En este artículo verás qué es cada una, cómo se calculan y por qué es importante analizarlas juntas antes de invertir.
La rentabilidad bruta es el primer dato que solemos ver cuando analizamos una inversión, pero no siempre refleja el resultado real que obtendremos.
La rentabilidad bruta es el rendimiento total de una inversión antes de descontar impuestos, comisiones o cualquier otro coste. Es el resultado “teórico” de la inversión.
Se calcula comparando la ganancia total con el capital inicial invertido, sin restar gastos. Esto permite ver el potencial de la inversión en condiciones ideales.
Por ejemplo, si inviertes 1.000 euros y obtienes 1.100 euros, la rentabilidad bruta sería del 10 %, sin tener en cuenta costes adicionales.
La rentabilidad neta es la que realmente importa, ya que refleja el beneficio final tras descontar todos los costes.
Se trata del rendimiento real que obtienes de tu inversión una vez aplicados los impuestos correspondientes. Además, en los productos de ahorro de Renault Bank no existen comisiones ni gastos asociados, lo que permite que tus ahorros crezcan de forma más eficiente.
Se parte de la rentabilidad bruta y se restan todos los costes. Así se obtiene el beneficio real que llega al inversor.
Siguiendo el ejemplo anterior, si de los 100 euros de ganancia pagas 20 euros en costes, la rentabilidad neta sería del 8 %.
La rentabilidad bruta ayuda a comparar oportunidades, pero la neta es la que realmente debe guiar la decisión.
La bruta sirve para ver el potencial, pero la neta muestra el resultado real. Cuanto mayor es la diferencia entre ambas, mayores son los costes.
Una diferencia elevada indica que una parte importante del rendimiento se pierde en gastos o impuestos, lo que reduce la rentabilidad final.
Mejorar la rentabilidad no depende solo del rendimiento, sino también de optimizar costes y estrategia.
Reducir comisiones permite aumentar la rentabilidad neta sin asumir más riesgo. En Renault Bank, todos nuestros productos de ahorro están exentos de comisiones y gastos asociados, para que tus ahorros crezcan de forma más eficiente.
Una buena planificación ayuda a optimizar el impacto de los impuestos y mejorar el resultado final.

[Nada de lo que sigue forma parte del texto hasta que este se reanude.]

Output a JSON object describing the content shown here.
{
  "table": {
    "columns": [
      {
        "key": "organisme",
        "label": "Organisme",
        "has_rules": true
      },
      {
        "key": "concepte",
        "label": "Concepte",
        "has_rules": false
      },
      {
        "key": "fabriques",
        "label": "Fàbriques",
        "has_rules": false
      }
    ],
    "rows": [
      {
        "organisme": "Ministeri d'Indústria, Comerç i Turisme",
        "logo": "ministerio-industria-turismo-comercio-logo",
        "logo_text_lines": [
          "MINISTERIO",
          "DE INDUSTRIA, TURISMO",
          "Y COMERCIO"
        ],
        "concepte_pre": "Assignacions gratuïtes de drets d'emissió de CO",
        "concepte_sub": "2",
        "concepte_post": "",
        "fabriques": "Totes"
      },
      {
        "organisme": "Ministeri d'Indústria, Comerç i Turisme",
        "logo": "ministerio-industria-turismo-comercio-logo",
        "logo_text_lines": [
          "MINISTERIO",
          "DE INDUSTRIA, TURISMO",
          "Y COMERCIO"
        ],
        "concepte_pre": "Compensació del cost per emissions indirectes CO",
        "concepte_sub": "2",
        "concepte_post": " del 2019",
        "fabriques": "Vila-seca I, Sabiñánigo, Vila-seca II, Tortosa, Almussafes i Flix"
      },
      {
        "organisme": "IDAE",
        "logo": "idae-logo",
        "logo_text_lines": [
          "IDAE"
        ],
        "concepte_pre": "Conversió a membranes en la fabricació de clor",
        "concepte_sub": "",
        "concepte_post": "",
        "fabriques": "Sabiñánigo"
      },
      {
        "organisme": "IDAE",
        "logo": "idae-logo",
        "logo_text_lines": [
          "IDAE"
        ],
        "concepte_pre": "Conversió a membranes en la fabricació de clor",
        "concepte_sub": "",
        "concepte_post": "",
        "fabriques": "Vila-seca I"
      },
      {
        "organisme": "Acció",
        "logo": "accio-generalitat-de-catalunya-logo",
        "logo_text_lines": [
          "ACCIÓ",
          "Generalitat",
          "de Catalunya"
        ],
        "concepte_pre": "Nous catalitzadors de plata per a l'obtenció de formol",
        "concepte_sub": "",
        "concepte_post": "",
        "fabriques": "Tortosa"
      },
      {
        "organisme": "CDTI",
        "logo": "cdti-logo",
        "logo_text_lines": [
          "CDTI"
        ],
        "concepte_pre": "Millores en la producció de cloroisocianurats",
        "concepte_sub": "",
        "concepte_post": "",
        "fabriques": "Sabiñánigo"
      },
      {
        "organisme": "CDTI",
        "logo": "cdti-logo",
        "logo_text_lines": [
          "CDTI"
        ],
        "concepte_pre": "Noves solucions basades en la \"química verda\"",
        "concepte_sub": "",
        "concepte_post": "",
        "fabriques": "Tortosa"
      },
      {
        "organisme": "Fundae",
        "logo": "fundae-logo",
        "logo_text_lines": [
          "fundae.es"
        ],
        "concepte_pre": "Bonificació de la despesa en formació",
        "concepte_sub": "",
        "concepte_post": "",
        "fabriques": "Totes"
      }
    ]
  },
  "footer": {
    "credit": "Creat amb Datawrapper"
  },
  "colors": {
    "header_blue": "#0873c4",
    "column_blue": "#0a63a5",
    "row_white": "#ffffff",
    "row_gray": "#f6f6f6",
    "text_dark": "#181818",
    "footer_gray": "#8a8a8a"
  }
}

No siempre la mayor rentabilidad bruta es la mejor opción. Es importante equilibrar riesgo, costes y rentabilidad real.
Más allá de los números, la clave está en mantener una estrategia coherente y constante.
Hacer seguimiento de tus inversiones permite detectar mejoras y ajustar decisiones a tiempo.
Cada inversión debe responder a un objetivo concreto, ya sea corto, medio o largo plazo.
La rentabilidad no siempre es inmediata, por eso la disciplina y la visión a largo plazo son clave para conseguir resultados consistentes.
Entender la diferencia entre rentabilidad bruta y neta te ayuda a tomar decisiones más informadas, ya que no se trata solo de lo que puedes ganar, sino de lo que realmente obtienes después de costes e impuestos.
Por eso, es importante elegir bien dónde inviertes tu dinero. Los Depósitos Tú+ de Renault Bank ofrecen rentabilidad fija a 12, 24 y 36 meses (2,88 % TAE, 3,14 % TAE y 3,24 % TAE), lo que te permite conocer desde el inicio la rentabilidad de tu inversión y planificar con mayor seguridad, con liquidación trimestral de intereses.
Y si necesitas flexibilidad, la Cuenta Contigo te permite mantener tu dinero disponible en cualquier momento mientras sigue generando intereses, con liquidación mensual.
Al final, invertir bien no es solo buscar rentabilidad, sino entenderla, gestionarla y mantener la constancia en el tiempo.